DEBKAfile's Palestinian sources state firmly that Yasser Arafat refuses to hear of the Peres-Abu Ala Plan, or its authors. The blueprint was also turned down by Peres's Labor party colleagues and would be thrown out by the government if it were presented.
Israel's doves and European diplomats are nonetheless working hard to exculpate Arafat from responsibility for the spiraling terror offensive. In their latest maneuver, they are spreading word that Arafat's authority has broken down and Palestinian extremists are running the new offensive on their own. This assessment is claimed to come from "senior Israeli defense sources."
Nothing is further from the truth, according to all the security sources DEBKAfile canvassed today. Without explicit orders from the Palestinian leader, heavy weaponry such as the Qasam rockets, could not have been withdrawn from clandestine armories he has been steadily stockpiling ever since he signed the 1993 Oslo Peace Accords, in blatant violation of all his pledges under those accords.
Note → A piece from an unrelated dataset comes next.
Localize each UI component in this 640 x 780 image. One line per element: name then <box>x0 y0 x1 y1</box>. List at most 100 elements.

Arafat gave charge of those smuggled arms stores to Muhamed Dahlan, head of the Palestinian preventive security service in the Gaza Strip, who would have handed the rockets out to the Hamas only on instructions from his boss, including the time and place for launching.
Sensing the violent currents swirling around Ramallah, the Palestinian moderate, Sari Nusseibeh, is reported by DEBKAfile to have tendered his resignation this morning as minister for Jerusalem affairs in the Palestinian Authority. He landed this bombshell, according to his close confidants, under the pressure of threats from the "Palestinian street" for his willingness to negotiate terms for ending the conflict with Israel, leaving aside the 1948 refugees issue.
While Arafat is going through the motions of refusing to accept Nusseibeh's resignation, the Europeans who pinned high hopes on the Jerusalem professor are smarting. Nusseibeh may eventually be persuaded to stay at his post, but Arafat is busy making sure that he, Abu Ala and any other moderate Palestinian leader willing to lay down arms and talk terms with Israel, are left out in the cold. He will brook no impediments to his long-laid plan for fighting Israel to the finish.